Wisconsin Judge: If The State Supremes Want To Allow A Voter ID Law, They’ll Need To Overrule 132 Years Of Precedent

Yesterday, Judge Richard Niess became the second Wisconsin state judge to strike down that state’s Voter ID law as inconsistent with the Wisconsin Constitution. Like a previous decision striking down the voter disenfranchising law, Niess held that the Voter ID restriction cannot be squared with the state constitution’s command that “[e]very United States citizen age 18 or older who is a resident of an election district in this state is a qualified elector of that district,” regardless of whether or not they have an ID.

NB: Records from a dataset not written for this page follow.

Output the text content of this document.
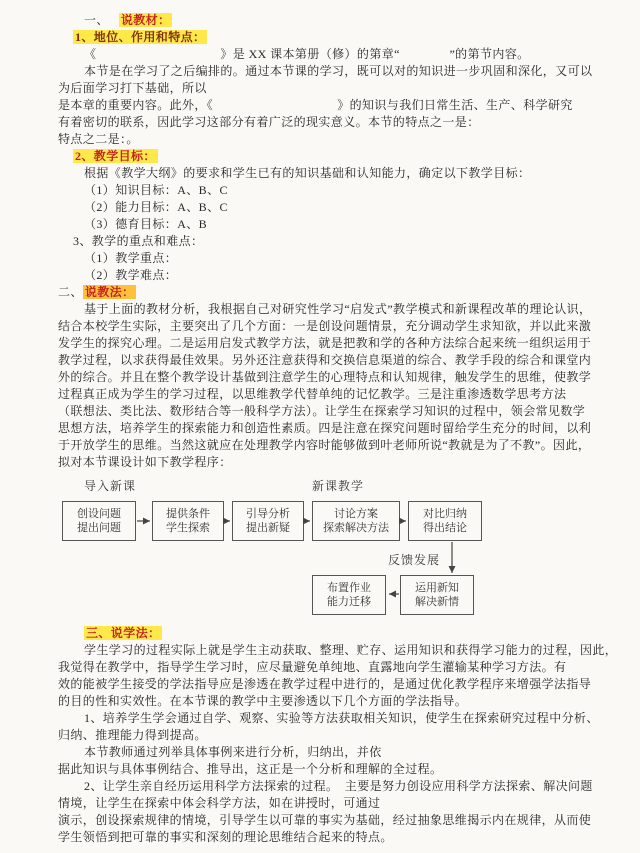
一、 说教材：
1、地位、作用和特点：
《　　　　　　　　　　》是 XX 课本第册（修）的第章“　　　　”的第节内容。
本节是在学习了之后编排的。通过本节课的学习，既可以对的知识进一步巩固和深化，又可以
为后面学习打下基础，所以
是本章的重要内容。此外，《　　　　　　　　　　》的知识与我们日常生活、生产、科学研究
有着密切的联系，因此学习这部分有着广泛的现实意义。本节的特点之一是：
特点之二是：。
2、教学目标：
根据《教学大纲》的要求和学生已有的知识基础和认知能力，确定以下教学目标：
（1）知识目标：A、B、C
（2）能力目标：A、B、C
（3）德育目标：A、B
3、教学的重点和难点：
（1）教学重点：
（2）教学难点：
二、 说教法：
基于上面的教材分析，我根据自己对研究性学习“启发式”教学模式和新课程改革的理论认识，
结合本校学生实际，主要突出了几个方面：一是创设问题情景，充分调动学生求知欲，并以此来激
发学生的探究心理。二是运用启发式教学方法，就是把教和学的各种方法综合起来统一组织运用于
教学过程，以求获得最佳效果。另外还注意获得和交换信息渠道的综合、教学手段的综合和课堂内
外的综合。并且在整个教学设计基做到注意学生的心理特点和认知规律，触发学生的思维，使教学
过程真正成为学生的学习过程，以思维教学代替单纯的记忆教学。三是注重渗透数学思考方法
（联想法、类比法、数形结合等一般科学方法）。让学生在探索学习知识的过程中，领会常见数学
思想方法，培养学生的探索能力和创造性素质。四是注意在探究问题时留给学生充分的时间，以利
于开放学生的思维。当然这就应在处理教学内容时能够做到叶老师所说“教就是为了不教”。因此，
拟对本节课设计如下教学程序：
导入新课	新课教学
创设问题
提出问题
提供条件
学生探索
引导分析
提出新疑
讨论方案
探索解决方法
对比归纳
得出结论
反馈发展
布置作业
能力迁移
运用新知
解决新情
三、说学法：
学生学习的过程实际上就是学生主动获取、整理、贮存、运用知识和获得学习能力的过程，因此，
我觉得在教学中，指导学生学习时，应尽量避免单纯地、直露地向学生灌输某种学习方法。有
效的能被学生接受的学法指导应是渗透在教学过程中进行的，是通过优化教学程序来增强学法指导
的目的性和实效性。在本节课的教学中主要渗透以下几个方面的学法指导。
1、培养学生学会通过自学、观察、实验等方法获取相关知识，使学生在探索研究过程中分析、
归纳、推理能力得到提高。
本节教师通过列举具体事例来进行分析，归纳出，并依
据此知识与具体事例结合、推导出，这正是一个分析和理解的全过程。
2、让学生亲自经历运用科学方法探索的过程。　主要是努力创设应用科学方法探索、解决问题
情境，让学生在探索中体会科学方法，如在讲授时，可通过
演示，创设探索规律的情境，引导学生以可靠的事实为基础，经过抽象思维揭示内在规律，从而使
学生领悟到把可靠的事实和深刻的理论思维结合起来的特点。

Because the state constitution is unambiguous on this point, that really should be the end of the discussion. Unfortunately, however, Wisconsin also has a notoriously conservative majority on its state supreme court that may be more interested in helping Gov. Scott Walker (R-WI) disenfranchise liberal voters than it is in following the clear command of their state’s constitution. According to Niess, however, upholding this illegal law could only be done if the Wisconsin justices are willing to overrule more than a century of precedent. His opinion relies heavily on an 1880 decision that leaves no doubt that voter disenfranchisement of this kind is not allowed:

The elector possessing the qualifications prescribed by the constitution is invested with the constitutional right to vote at any election in this state. These qualifications are explicit, exclusive, and unqualified by any exceptions, provisos or conditions, and the constitution, either directly or by implication, confers no authority upon the legislature to change, impair, add to or abridge them in any respect.

Unfortunately for the voters of Wisconsin, of course, conservatives have shown little affection for precedent in recent years. The case against the Affordable Care Act requires the Supreme Court to overrule nearly 200 years of established precedent.